To accomplish the monumental task of holding billions of pages that can be accessed in a fraction of a second, the search engine companies have constructed data centers all over the world for better Search Engine Optimization.
These monstrous storage facilities hold thousands of machines processing large quantities of information very quickly. When a person performs a search at any of the major engines, they demand results instantaneously; even a one- or two-second delay can cause dissatisfaction, so the engines work hard to provide answers as fast as possible.
Relevance and Popularity
For Search Engine Optimization, relevance means more than finding a page with the right words. In the early days of the web, search engines did not go much further than this simplistic step, and search results were of limited value. Over the years, smart engineers have devised better ways to match results to searchers’ queries. Today, hundreds of factors influence relevance.

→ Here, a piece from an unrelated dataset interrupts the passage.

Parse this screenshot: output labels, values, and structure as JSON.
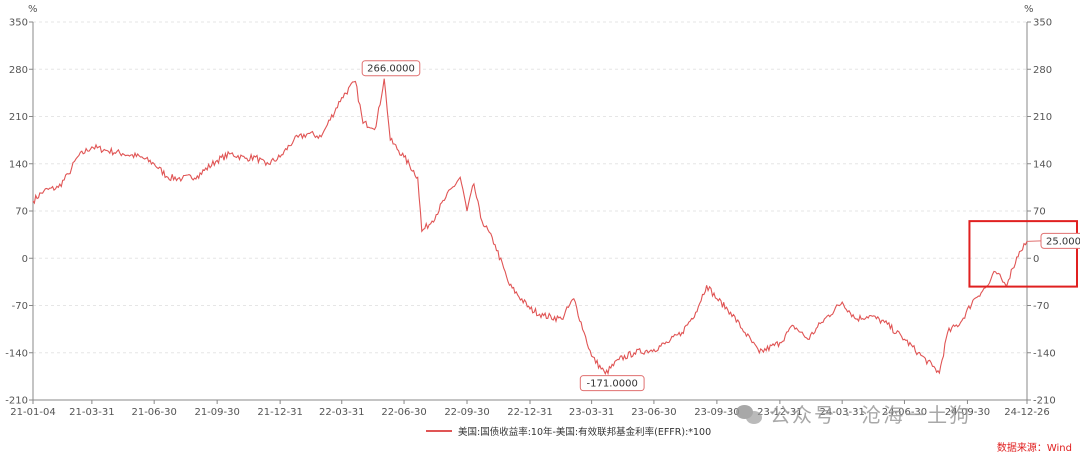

Popularity and relevance aren’t determined manually. Instead, the engines employ mathematical equations (algorithms) to sort the wheat from the chaff (relevance), and then to rank the wheat in order of quality (popularity).

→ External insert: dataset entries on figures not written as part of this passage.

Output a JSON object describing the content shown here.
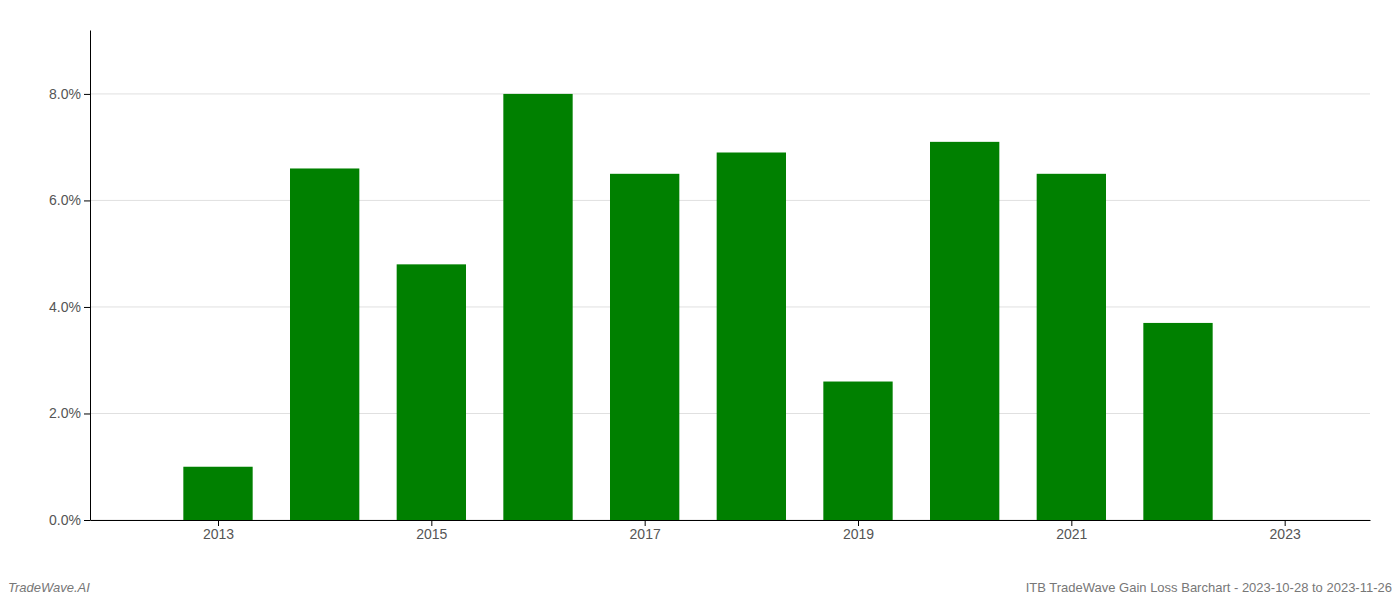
{
  "chart_data": {
    "type": "bar",
    "x": [
      2013,
      2014,
      2015,
      2016,
      2017,
      2018,
      2019,
      2020,
      2021,
      2022
    ],
    "values": [
      0.01,
      0.066,
      0.048,
      0.08,
      0.065,
      0.069,
      0.026,
      0.071,
      0.065,
      0.037
    ],
    "color": "#008000",
    "xlim": [
      2011.8,
      2023.8
    ],
    "xticks": [
      2013,
      2015,
      2017,
      2019,
      2021,
      2023
    ],
    "ylim": [
      0,
      0.092
    ],
    "yticks": [
      {
        "value": 0.0,
        "label": "0.0%"
      },
      {
        "value": 0.02,
        "label": "2.0%"
      },
      {
        "value": 0.04,
        "label": "4.0%"
      },
      {
        "value": 0.06,
        "label": "6.0%"
      },
      {
        "value": 0.08,
        "label": "8.0%"
      }
    ],
    "grid": true,
    "annotations": [
      "TradeWave.AI",
      "ITB TradeWave Gain Loss Barchart - 2023-10-28 to 2023-11-26"
    ]
  }
}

To perform better in search engine listings, your most important content should be in HTML text format. Images, Flash files, Java applets, and other non-text content are often ignored or devalued by search engine crawlers, despite advances in crawling technology.
The easiest way to ensure that the words and phrases you display to your visitors are visible to search engines is to place them in the HTML text on the page. However, more advanced methods are available for those who demand greater formatting or visual display styles.
Crawlable Link Structures
Just as search engines need to see content in order to list pages in their massive keyword-based indexes, they also need to see links in order to find the content in the first place. A crawlable link structure—one that lets the crawlers browse the pathways of a website—is vital to them finding all of the pages on a website.
Hundreds of thousands of sites make the critical mistake of structuring their navigation in ways that search engines cannot access, hindering their ability to get pages listed in the search engines’ indexes.
Keyword Usage and Targeting
Keywords are fundamental to the search process. They are the building blocks of language and of search. In fact, the entire science of information retrieval (including web-based search engines like Google) is based on keywords.
As the engines crawl and index the contents of pages around the web, they keep track of those pages in keyword-based indexes rather than storing 25 billion web pages all in one database. Millions and millions of smaller databases, each centered on a particular keyword term or phrase, allow the engines to retrieve the data they need in a mere fraction of a second.
Obviously, if you want your page to have a chance of ranking in the search results for “dog,” it’s wise to make sure the word “dog” is part of the crawlable content of your document.
Keywords dominate how we communicate our search intent and interact with the engines. When we enter words to search for, the engine matches pages to retrieve based on the words we entered.
The order of the words (“pandas juggling” vs. “juggling pandas”), spelling, punctuation, and capitalization provide additional information that the engines use to help retrieve the right pages and rank them.
Search engines measure how keywords are used on pages to help determine the relevance of a particular document to a query. One of the best ways to optimize a page’s Search Engine Optimization rankings is to ensure that the keywords you want to rank for are prominently used in titles, text, and metadata.
Generally speaking, as you make your keywords more specific, you narrow the competition for search results, and improve your changes of achieving a higher ranking.